We know building HTML emails is hard, especially responsive emails. That’s why we created Foundation for Emails. Get away from complex table markup and inconsistent results. Use Foundation for Emails to spend less time coding emails, and more time on other things, like building amazing products.

I really do not like working with HTML emails. In fact, I normally opt for sending plain text, if I can get away with it. However, this looks like it might help to lessen some of the pain.

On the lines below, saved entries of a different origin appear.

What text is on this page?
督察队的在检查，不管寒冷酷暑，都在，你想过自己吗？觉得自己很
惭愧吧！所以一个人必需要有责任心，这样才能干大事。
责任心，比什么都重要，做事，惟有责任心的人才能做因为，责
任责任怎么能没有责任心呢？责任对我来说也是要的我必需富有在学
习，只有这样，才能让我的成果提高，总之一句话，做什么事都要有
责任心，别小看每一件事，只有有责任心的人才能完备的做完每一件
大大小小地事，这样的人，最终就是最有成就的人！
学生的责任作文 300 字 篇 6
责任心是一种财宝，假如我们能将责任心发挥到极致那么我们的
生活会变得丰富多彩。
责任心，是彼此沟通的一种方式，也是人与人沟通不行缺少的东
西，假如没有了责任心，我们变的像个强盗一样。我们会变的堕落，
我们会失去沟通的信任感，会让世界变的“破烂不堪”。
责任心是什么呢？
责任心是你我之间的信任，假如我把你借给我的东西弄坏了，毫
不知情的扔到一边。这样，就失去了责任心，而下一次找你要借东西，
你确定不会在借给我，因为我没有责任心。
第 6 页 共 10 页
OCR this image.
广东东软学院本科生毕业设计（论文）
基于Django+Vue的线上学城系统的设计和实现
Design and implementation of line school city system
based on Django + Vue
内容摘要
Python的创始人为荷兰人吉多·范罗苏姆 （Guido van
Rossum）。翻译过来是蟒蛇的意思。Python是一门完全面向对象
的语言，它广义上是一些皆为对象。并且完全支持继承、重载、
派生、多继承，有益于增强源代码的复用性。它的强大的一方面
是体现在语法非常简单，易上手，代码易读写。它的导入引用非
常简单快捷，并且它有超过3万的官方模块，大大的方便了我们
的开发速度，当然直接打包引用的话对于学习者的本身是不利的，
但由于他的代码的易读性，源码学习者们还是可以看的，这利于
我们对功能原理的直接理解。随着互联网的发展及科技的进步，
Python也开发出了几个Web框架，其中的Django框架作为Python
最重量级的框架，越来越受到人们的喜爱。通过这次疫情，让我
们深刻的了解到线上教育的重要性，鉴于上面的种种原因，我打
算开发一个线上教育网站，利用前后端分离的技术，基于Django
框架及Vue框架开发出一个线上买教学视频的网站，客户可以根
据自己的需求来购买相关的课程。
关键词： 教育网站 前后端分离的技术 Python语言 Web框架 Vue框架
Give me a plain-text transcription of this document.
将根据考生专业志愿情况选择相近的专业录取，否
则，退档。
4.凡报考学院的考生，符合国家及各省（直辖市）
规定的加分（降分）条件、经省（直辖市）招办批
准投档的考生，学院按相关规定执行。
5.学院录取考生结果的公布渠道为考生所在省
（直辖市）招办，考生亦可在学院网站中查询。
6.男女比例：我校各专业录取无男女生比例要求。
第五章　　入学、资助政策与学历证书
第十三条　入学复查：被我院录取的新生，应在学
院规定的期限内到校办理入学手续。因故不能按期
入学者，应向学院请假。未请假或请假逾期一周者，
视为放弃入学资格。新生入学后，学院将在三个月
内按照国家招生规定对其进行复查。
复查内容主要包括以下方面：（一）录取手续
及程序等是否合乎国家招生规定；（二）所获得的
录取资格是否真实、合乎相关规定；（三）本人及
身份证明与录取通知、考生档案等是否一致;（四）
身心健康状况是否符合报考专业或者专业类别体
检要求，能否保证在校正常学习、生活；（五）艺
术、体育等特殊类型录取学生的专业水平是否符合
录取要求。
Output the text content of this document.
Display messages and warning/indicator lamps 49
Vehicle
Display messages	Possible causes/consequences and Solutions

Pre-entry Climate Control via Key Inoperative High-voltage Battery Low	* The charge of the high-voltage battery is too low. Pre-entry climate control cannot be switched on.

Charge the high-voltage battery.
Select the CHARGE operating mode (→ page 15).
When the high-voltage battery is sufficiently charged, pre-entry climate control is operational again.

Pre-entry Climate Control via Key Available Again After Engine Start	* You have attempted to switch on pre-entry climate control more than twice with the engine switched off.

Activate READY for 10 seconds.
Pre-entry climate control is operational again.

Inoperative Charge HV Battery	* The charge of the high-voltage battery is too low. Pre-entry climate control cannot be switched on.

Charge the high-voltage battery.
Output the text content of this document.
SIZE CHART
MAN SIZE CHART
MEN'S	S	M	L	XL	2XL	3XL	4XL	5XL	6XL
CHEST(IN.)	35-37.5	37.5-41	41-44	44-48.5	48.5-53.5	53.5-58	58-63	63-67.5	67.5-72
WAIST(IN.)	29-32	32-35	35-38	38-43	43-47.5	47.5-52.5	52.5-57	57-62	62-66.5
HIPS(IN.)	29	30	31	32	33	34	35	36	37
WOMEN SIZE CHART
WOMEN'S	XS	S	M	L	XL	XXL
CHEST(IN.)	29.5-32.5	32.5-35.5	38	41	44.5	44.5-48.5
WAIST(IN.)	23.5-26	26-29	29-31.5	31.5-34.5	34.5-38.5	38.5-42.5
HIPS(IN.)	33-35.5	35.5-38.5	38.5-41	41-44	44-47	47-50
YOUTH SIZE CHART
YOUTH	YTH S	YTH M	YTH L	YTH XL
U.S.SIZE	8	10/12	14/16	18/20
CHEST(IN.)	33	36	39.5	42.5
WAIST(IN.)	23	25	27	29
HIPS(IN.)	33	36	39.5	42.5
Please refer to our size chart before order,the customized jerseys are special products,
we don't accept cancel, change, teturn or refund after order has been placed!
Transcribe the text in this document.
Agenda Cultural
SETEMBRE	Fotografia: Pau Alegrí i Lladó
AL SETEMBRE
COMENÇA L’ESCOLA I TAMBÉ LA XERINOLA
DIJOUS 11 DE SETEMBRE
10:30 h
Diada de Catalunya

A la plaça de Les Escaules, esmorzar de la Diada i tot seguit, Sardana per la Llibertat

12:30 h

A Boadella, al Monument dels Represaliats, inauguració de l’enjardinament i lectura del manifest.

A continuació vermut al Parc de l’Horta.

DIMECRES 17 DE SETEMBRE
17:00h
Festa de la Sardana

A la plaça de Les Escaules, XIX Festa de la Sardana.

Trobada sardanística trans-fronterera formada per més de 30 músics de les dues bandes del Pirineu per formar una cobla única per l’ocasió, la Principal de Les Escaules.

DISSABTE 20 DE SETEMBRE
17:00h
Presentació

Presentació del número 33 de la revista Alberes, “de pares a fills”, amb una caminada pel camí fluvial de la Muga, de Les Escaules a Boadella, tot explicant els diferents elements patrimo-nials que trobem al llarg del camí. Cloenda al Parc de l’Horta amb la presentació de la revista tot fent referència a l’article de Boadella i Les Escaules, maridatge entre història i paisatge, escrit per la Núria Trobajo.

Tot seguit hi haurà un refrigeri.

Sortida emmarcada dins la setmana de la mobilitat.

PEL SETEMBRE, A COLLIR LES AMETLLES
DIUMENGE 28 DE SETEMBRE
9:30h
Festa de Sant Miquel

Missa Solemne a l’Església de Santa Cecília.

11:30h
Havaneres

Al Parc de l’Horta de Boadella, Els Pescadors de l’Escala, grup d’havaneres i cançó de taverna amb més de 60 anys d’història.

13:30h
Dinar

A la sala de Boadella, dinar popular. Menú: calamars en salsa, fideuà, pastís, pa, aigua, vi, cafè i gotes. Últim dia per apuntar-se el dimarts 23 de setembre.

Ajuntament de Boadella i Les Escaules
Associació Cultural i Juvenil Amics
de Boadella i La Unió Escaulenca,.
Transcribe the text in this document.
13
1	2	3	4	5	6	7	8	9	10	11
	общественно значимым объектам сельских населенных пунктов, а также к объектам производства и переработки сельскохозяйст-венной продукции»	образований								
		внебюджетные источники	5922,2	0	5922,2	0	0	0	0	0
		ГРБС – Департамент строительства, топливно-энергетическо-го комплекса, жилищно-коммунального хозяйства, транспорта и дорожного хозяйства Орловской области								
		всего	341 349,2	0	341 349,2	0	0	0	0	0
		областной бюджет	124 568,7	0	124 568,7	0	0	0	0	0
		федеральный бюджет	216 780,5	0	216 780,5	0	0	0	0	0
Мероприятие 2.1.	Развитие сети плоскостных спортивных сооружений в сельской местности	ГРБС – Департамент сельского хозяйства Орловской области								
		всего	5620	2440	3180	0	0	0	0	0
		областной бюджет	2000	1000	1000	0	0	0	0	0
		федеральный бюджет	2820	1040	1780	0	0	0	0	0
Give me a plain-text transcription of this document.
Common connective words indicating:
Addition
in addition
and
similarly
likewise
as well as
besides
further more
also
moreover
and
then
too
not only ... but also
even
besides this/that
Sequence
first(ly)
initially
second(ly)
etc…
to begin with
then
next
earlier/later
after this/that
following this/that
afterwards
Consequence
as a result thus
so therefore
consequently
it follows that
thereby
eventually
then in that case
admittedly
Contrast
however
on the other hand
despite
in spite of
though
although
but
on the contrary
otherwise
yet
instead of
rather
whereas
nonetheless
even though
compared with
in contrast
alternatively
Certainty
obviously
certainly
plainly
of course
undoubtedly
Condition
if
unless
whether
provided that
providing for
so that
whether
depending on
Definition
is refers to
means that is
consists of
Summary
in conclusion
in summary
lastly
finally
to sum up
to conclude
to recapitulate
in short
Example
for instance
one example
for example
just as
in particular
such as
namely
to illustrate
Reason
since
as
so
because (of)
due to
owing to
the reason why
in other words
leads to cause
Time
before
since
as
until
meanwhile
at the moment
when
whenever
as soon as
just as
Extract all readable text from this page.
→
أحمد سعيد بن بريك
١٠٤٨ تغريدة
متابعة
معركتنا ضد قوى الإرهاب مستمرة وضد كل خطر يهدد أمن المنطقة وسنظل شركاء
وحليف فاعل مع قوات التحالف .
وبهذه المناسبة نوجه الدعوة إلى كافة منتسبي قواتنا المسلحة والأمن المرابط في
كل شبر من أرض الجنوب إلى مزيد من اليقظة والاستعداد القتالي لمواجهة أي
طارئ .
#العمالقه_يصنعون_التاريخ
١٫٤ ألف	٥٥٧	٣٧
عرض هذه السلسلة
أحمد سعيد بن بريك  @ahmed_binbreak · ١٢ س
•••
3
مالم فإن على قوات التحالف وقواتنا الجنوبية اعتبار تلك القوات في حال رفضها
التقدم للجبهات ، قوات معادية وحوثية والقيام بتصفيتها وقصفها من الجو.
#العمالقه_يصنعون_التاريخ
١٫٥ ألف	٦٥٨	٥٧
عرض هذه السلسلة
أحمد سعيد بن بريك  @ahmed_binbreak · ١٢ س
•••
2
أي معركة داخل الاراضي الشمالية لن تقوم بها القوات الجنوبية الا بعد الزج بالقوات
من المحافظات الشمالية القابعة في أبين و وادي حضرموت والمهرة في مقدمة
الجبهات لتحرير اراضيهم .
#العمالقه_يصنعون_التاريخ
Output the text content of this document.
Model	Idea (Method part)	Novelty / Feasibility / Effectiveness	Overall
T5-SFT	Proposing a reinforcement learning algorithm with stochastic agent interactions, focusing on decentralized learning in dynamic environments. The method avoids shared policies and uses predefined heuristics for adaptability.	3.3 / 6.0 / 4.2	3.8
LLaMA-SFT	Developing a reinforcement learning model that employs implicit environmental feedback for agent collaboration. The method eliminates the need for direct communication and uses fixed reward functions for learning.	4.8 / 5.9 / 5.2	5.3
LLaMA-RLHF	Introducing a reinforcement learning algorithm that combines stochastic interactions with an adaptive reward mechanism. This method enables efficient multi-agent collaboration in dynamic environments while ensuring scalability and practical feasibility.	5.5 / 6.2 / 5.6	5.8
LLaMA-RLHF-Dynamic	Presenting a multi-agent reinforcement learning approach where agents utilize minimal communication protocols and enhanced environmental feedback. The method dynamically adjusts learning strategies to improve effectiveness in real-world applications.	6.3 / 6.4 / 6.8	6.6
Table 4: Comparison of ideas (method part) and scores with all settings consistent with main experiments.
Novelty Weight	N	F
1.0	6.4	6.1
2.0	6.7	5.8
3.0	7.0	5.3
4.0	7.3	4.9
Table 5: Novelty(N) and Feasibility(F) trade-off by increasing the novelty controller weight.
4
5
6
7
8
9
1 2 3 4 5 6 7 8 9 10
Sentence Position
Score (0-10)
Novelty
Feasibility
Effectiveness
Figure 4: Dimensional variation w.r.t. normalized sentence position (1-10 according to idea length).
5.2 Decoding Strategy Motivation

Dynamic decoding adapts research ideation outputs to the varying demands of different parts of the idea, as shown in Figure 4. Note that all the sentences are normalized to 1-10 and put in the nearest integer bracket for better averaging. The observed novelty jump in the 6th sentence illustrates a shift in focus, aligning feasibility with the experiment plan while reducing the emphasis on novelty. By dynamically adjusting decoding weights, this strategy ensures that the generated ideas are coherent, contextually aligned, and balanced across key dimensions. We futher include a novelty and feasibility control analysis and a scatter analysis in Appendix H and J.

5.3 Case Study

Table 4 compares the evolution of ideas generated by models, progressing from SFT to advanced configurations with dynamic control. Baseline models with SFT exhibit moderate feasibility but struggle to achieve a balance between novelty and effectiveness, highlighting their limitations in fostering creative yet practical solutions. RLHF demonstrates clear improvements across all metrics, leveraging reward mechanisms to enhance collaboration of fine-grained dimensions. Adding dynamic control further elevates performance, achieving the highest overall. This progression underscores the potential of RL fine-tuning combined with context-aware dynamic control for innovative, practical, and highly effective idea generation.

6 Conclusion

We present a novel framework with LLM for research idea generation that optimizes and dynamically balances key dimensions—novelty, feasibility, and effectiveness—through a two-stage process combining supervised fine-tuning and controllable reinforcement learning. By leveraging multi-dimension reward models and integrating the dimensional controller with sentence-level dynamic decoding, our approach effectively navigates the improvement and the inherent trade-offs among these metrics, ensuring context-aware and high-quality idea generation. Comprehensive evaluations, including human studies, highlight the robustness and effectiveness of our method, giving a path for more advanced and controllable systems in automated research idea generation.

The Current State of Telephone Links [↗]

Telephone links are a thing. Like an anchor link you tap to (probably) go to another page, these are links you tap to call a number on a phone-capable device. They’ve been around for quite some time. Yet, they cause me a lot of confusion. For example, many devices will automagically recognize phone numbers and do the linking for us, but not always.

There is enough web traffic on mobile devices and plenty of desktops apps that are capable of making calls, that it’s worth knowing more about phone links.

A nice guide on how to use HTML telephone links. Details current browser support and how to use them in structured data for inclusion in Google’s local business listings.

Reverse Engineering The Web

I love it when I’m looking at someone’s HTML and I come across comments like this:

<!-- Ah, I see you want a peek at the source code. -->
<!-- That's the great thing about the web: -->
<!-- reverse engineering. -->
<!-- If you have any questions, feel free to write to me: -->
<!-- jeremy at adactio dot com -->

I’ve been following Jeremy Keith for a long time and I’m a big fan of his work. If you’re looking for tips on how to best format your markup, his blog and his code would be a great place to start.